Balance commerciale dans le rouge
Par Pierre Chauveau, dimanche 11 février 2007 à 00:20 :: Débats d'actualité :: #340 :: rss
En 2006, la progression des échanges est plus rapide qu’en 2005 et les flux atteignent leurs plus hauts niveaux. Les exportations augmentent de 8,6 % et les importations de 9,8 %.
Le solde commercial s’établit à -29,2 milliards d’euros en 2006 alors qu’il représentait seulement -22,9 milliards en 2005.
Alors que l'hexagone affiche un déficit record de sa balance commerciale extérieure, le Royaume-Uni a enregistré un solde de négatif de 126 milliards d'euros sur l'année, contre 103 milliards en 2005.
En revanche, le contraste est saisissant avec les prouesses allemandes. Jamais les performances commerciales de la France et de l'Allemagne n'auront autant divergé. Berlin a annoncé un excédent commercial record de près de 162 milliards d'euros.
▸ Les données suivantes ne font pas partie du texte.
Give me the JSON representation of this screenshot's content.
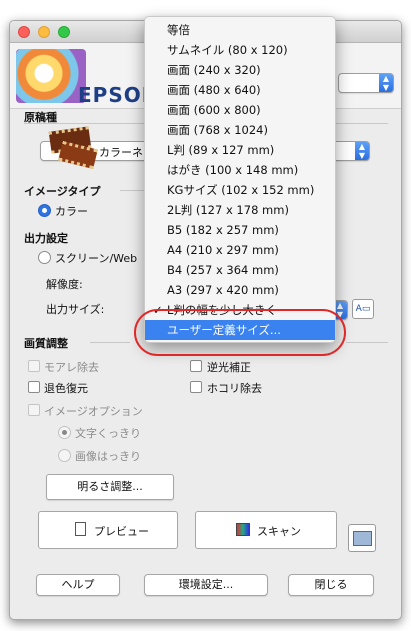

Christine Lagarde, ministre déléguée au commerce extérieur, commente dans les Echos la détérioration préoccupante de notre balance commerciale. « Seulement 4 % de nos PME exportent alors qu'elles sont près de 11 % en Allemagne. C’est un vrai sujet de préoccupation que de constater qu'il y a plutôt moins d'entreprises exportatrices depuis 2000, même si l'on observe une stabilisation de leur nombre en 2006. Le vrai enjeu du commerce extérieur se joue à l'intérieur. »
Concernant sa vision de l’avenir Christine Lagarde, pense qu’« on exportera sans doute deux catégories de choses. D'une part, notre savoir-faire dans des domaines tels que la formation, l'éducation ou l'encadrement. Et d'autre part, des biens qui réussiront à associer une technologie à une marque ou un savoir-faire enraciné dans un terroir. Cela ne veut pas dire bien sûr que nous n'exporterons plus de biens industriels, mais cela sera évidemment de plus en plus difficile pour des produits sans avantage comparatif. La quatrième génération des réacteurs nucléaires ou un futur Airbus font partie de ces produits qui selon moi associeront technologie, enracinement et excellence. »
Améliorer l’innovation et développer les PME
Une forte baisse des exportations automobiles, qui ont enregistré leur "plus mauvaise performance depuis 2004", explique l'économiste Marc Touati, ajoutée à des difficultés dans le secteur aéronautique, avec des retards sur des livraisons d'Airbus, font partie des problèmes conjoncturels qui ont pesé sur la balance commerciale. Par ailleurs, des difficultés plus profondes affectent le commerce extérieur français, en mauvaise posture depuis plusieurs années déjà. Et les mesures de soutien aux PME qui se lancent à l'export, développées depuis un an, n'ont pas encore donné de vrais résultats.
Selon Marc Touati, "on aurait tort d'accuser l'appréciation de l'euro, car près des deux tiers de nos exportations sont destinées à l'Union européenne". Par ailleurs, les succès à l'export de l'Allemagne, y compris en dehors de l'Union, prouvent que le taux de change n'est pas forcément un obstacle. Il faut dire que son positionnement vers les pays en forte croissance est très favorable. En comparant le déficit commercial français avec l'excédent record de l'Allemagne de 162 milliards d'euros, Mathieu Kaiser de BNP Paribas, estime que le problème "ne se situe pas uniquement du côté de la facture pétrolière". Les Allemands "utilisent moins l'énergie nucléaire que nous", donc à priori la "contrainte pétrolière devrait logiquement peser davantage pour eux". La raison est donc à chercher ailleurs, estime l'analyste, à savoir du côté des produits manufacturés.
Selon lui, la France "a un problème du côté de l'offre industrielle". Cela expliquerait en grande partie le paradoxe apparent entre un déficit commercial record et des exportations également au plus haut niveau. A 387 milliards d'euros en 2006, ces dernières sont en effet "historiquement les plus importantes jamais constatées", se félicitait vendredi Christine Lagarde. Mais, les importations ont augmenté encore plus vite, à 416 milliards d'euros.
Selon l'analyste de BNP Paribas, cela prouve que "l'offre de l'industrie française n'arrive pas à répondre à la demande" qui est très dynamique. Il s'agit, précise Mathieu Kaiser, d'un problème de compétitivité hors coût. Il faudrait donc améliorer le système d'innovation, et avoir des PME mieux armées, plus développées pour être capable de se projeter à l'international.